【会計】4種類の「経過勘定」を正しく理解しよう
経理・会計・財務のお仕事は、なんといっても正確性が命。そのためにも、しっかりとした業務知識を身につけることが大事です。そこで今回は、会計の基本である、4種類の「経過勘定」について、分かりやすくご紹介します。
会計処理の原則を守るために欠かせない「経過勘定」とは?
「経過勘定」とは、一定の契約下で、あるサービスの提供を継続的に受ける場合、あるいはサービスの提供を行う場合において、正しい損益計算を実現するために使われる勘定項目のこと。
時間の経過によって発生する費用や収益の中には、現金が出入りするタイミングと損益計算上の認識時期がずれることで、損益の計算が合わなくなってしまうケースがあります。
たとえば、みなさんの会社がサービスを継続的に受けたり提供したりするシーンを、期末の場面でイメージしてみてください。
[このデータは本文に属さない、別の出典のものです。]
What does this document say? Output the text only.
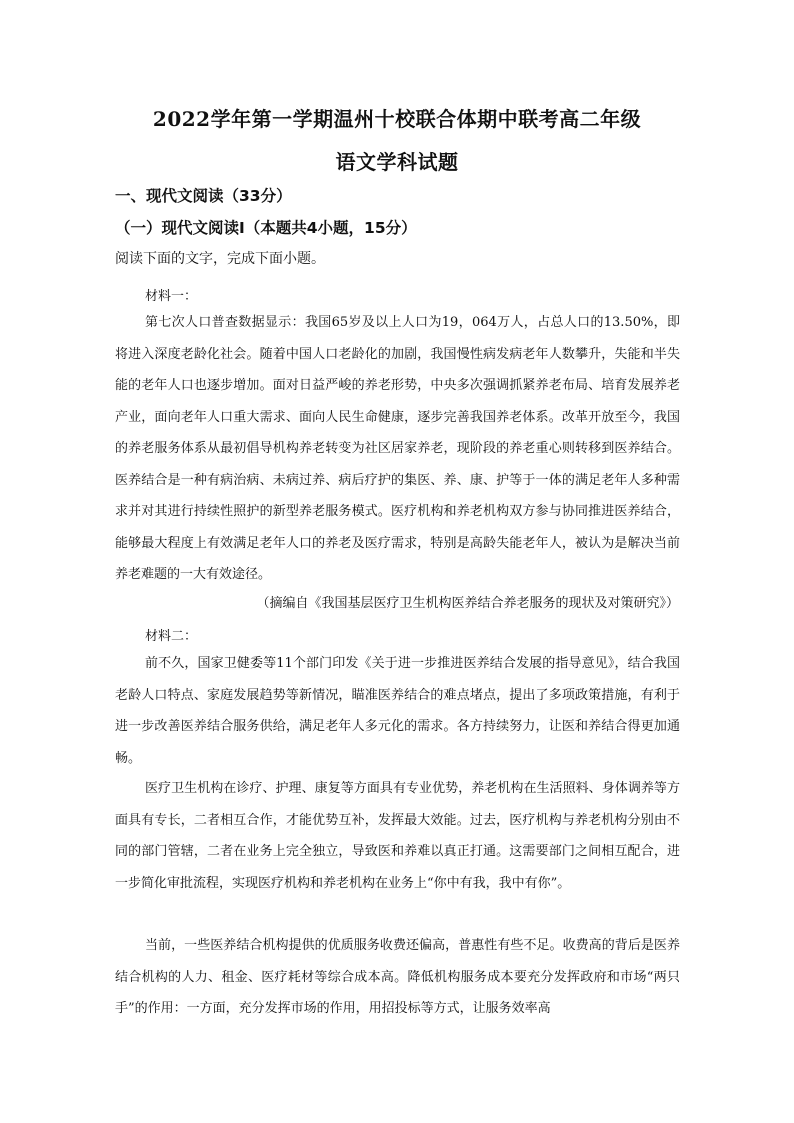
2022学年第一学期温州十校联合体期中联考高二年级
语文学科试题
一、现代文阅读（33分）
（一）现代文阅读Ⅰ（本题共4小题，15分）
阅读下面的文字，完成下面小题。
材料一：

第七次人口普查数据显示：我国65岁及以上人口为19，064万人，占总人口的13.50%，即将进入深度老龄化社会。随着中国人口老龄化的加剧，我国慢性病发病老年人数攀升，失能和半失能的老年人口也逐步增加。面对日益严峻的养老形势，中央多次强调抓紧养老布局、培育发展养老产业，面向老年人口重大需求、面向人民生命健康，逐步完善我国养老体系。改革开放至今，我国的养老服务体系从最初倡导机构养老转变为社区居家养老，现阶段的养老重心则转移到医养结合。医养结合是一种有病治病、未病过养、病后疗护的集医、养、康、护等于一体的满足老年人多种需求并对其进行持续性照护的新型养老服务模式。医疗机构和养老机构双方参与协同推进医养结合，能够最大程度上有效满足老年人口的养老及医疗需求，特别是高龄失能老年人，被认为是解决当前养老难题的一大有效途径。

（摘编自《我国基层医疗卫生机构医养结合养老服务的现状及对策研究》）
材料二：

前不久，国家卫健委等11个部门印发《关于进一步推进医养结合发展的指导意见》，结合我国老龄人口特点、家庭发展趋势等新情况，瞄准医养结合的难点堵点，提出了多项政策措施，有利于进一步改善医养结合服务供给，满足老年人多元化的需求。各方持续努力，让医和养结合得更加通畅。

医疗卫生机构在诊疗、护理、康复等方面具有专业优势，养老机构在生活照料、身体调养等方面具有专长，二者相互合作，才能优势互补，发挥最大效能。过去，医疗机构与养老机构分别由不同的部门管辖，二者在业务上完全独立，导致医和养难以真正打通。这需要部门之间相互配合，进一步简化审批流程，实现医疗机构和养老机构在业务上“你中有我，我中有你”。

当前，一些医养结合机构提供的优质服务收费还偏高，普惠性有些不足。收费高的背后是医养结合机构的人力、租金、医疗耗材等综合成本高。降低机构服务成本要充分发挥政府和市场“两只手”的作用：一方面，充分发挥市场的作用，用招投标等方式，让服务效率高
状況によっては、次の期に計上すべきお金を受け取ったり支払ったりする可能性もあれば、逆に当期に計上すべきなのに、受け取りや支払いが翌期になるというパターンもありますよね。
ただ、「発生主義」の観点から言えば、取引があった時点で費用と収益は計上しなければなりません。そうしたケースで活躍するのが、「経過勘定」なのです。
4種類の「経過勘定」って何のこと?
会計処理を行う際にすべての企業が従わなければならない指標である「企業会計原則」では、「経過勘定」の項目について、以下の4つが規定されています。
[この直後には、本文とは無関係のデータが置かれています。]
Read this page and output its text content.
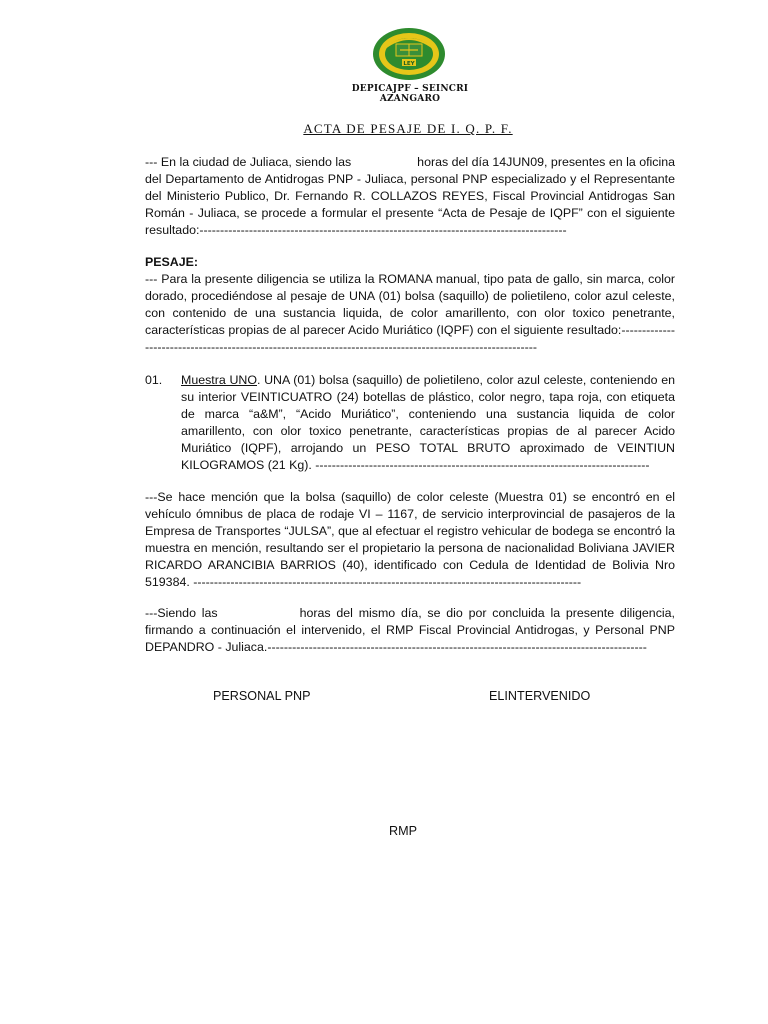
LEY

DEPICAJPF – SEINCRI

AZANGARO

ACTA DE PESAJE DE I. Q. P. F.

--- En la ciudad de Juliaca, siendo las	horas del día 14JUN09, presentes en la oficina del Departamento de Antidrogas PNP - Juliaca, personal PNP especializado y el Representante del Ministerio Publico, Dr. Fernando R. COLLAZOS REYES, Fiscal Provincial Antidrogas San Román - Juliaca, se procede a formular el presente “Acta de Pesaje de IQPF” con el siguiente resultado:-----------------------------------------------------------------------------------------

PESAJE:

--- Para la presente diligencia se utiliza la ROMANA manual, tipo pata de gallo, sin marca, color dorado, procediéndose al pesaje de UNA (01) bolsa (saquillo) de polietileno, color azul celeste, con contenido de una sustancia liquida, de color amarillento, con olor toxico penetrante, características propias de al parecer Acido Muriático (IQPF) con el siguiente resultado:------------------------------------------------------------------------------------------------------------

01. Muestra UNO. UNA (01) bolsa (saquillo) de polietileno, color azul celeste, conteniendo en su interior VEINTICUATRO (24) botellas de plástico, color negro, tapa roja, con etiqueta de marca “a&M”, “Acido Muriático”, conteniendo una sustancia liquida de color amarillento, con olor toxico penetrante, características propias de al parecer Acido Muriático (IQPF), arrojando un PESO TOTAL BRUTO aproximado de VEINTIUN KILOGRAMOS (21 Kg). ---------------------------------------------------------------------------------

---Se hace mención que la bolsa (saquillo) de color celeste (Muestra 01) se encontró en el vehículo ómnibus de placa de rodaje VI – 1167, de servicio interprovincial de pasajeros de la Empresa de Transportes “JULSA”, que al efectuar el registro vehicular de bodega se encontró la muestra en mención, resultando ser el propietario la persona de nacionalidad Boliviana JAVIER RICARDO ARANCIBIA BARRIOS (40), identificado con Cedula de Identidad de Bolivia Nro 519384. ----------------------------------------------------------------------------------------------

---Siendo las	horas del mismo día, se dio por concluida la presente diligencia, firmando a continuación el intervenido, el RMP Fiscal Provincial Antidrogas, y Personal PNP DEPANDRO - Juliaca.--------------------------------------------------------------------------------------------

PERSONAL PNP	ELINTERVENIDO

RMP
なお、経過勘定は、発生分を見越して計上する「見越勘定」と、未発生分を繰延べて計上する「繰延勘定」の2種類に分けることができます。以下4つのうちの未払費用と未収収益は「見越勘定」、前払費用と前受収益は「繰延勘定」に該当します。それぞれの項目について、詳しく説明していきます。
未払費用(見越勘定・収益)
すでに提供されたサービスに対して、まだその対価を支払っていないものが未払費用。こういった場合では、対価は時間の経過にともなって、すでに当期の費用として発生しています。そのため、当期の損益計算書に計上するとともに、貸借対照表の負債の部に記載しなければなりません。
未収収益(見越勘定・費用)
すでに提供したサービスに対して、まだその対価が支払われていないものが未収収益。サービスの対価は当期の収益として発生しているので、この場合は貸借対照表の資産の部に計上しつつ、当期の損益計算書に計上することを忘れないようにしましょう。
前受収益(繰延勘定・収益)
前受収益は、まだ提供していないサービスに対して、すでに支払われた対価を指す勘定科目。サービス提供が次期以降になる場合、「当期の損益計算から除外する」「貸借対照表の負債の部に計上する」という会計処理が必要になってきます。
前払費用(繰延勘定・費用)
最後は前払費用。まだ提供されていないサービスに対し、すでに支払われている対価を指す勘定科目のことです。こちらは「当期の損益計算から除外する」「貸借対照表の資産の部に計上する」という処理が必要です。
紛らわしい「未決済項目」はセットで覚えよう
先ほどご紹介した4つの「経過勘定」に似た勘定科目に、「未払金」「未収金」「前受金」「前払金」というものがあります。
これらは「未決済項目」と呼ばれるもの。紛らわしいかもしれませんが、「未決済項目」は「経過勘定」と違って、「時間の経過とは無関係」「サービス提供契約以外からも発生する」「サービスの提供もしくは受領がすべて完了したものを指す」ということを覚えておくと良いでしょう。